Substrate stiffness dictates unique doxorubicin-induced senescence-associated secretory phenotypes and transcriptomic signatures in human pulmonary fibroblasts.

Cells are subjected to dynamic mechanical environments which impart forces and induce cellular responses. In age-related conditions like pulmonary fibrosis, there is both an increase in tissue stiffness and an accumulation of senescent cells. While senescent cells produce a senescence-associated secretory phenotype (SASP), the impact of physical stimuli on both cellular senescence and the SASP is not well understood. Here, we show that mechanical tension, modeled using cell culture substrate rigidity, influences senescent cell markers like SA-β-gal and secretory phenotypes.
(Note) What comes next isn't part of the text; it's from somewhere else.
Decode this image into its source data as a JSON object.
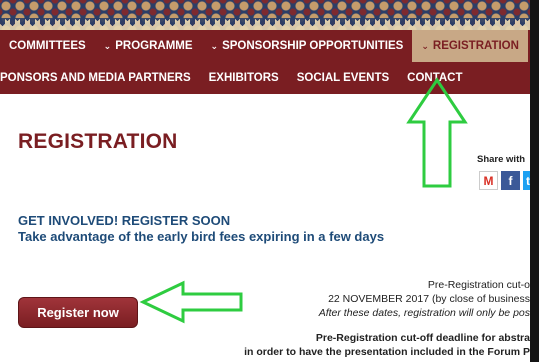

Comparing human primary pulmonary fibroblasts (IMR-90) cultured on physiological (2 kPa), fibrotic (50 kPa), and plastic (approximately 3 GPa) substrates, followed by senescence induction using doxorubicin, we identified unique high-stiffness-driven secretory protein profiles using mass spectrometry and transcriptomic signatures, both showing an enrichment in collagen proteins. Consistently, clusters of p21 + cells are seen in fibrotic regions of bleomycin induced pulmonary fibrosis in mice. Computational meta-analysis of single-cell RNA sequencing datasets from human interstitial lung disease confirmed these stiffness SASP genes are highly expressed in disease fibroblasts and strongly correlate with mechanotransduction and senescence-related pathways. Thus, mechanical forces shape cell senescence and their secretory phenotypes.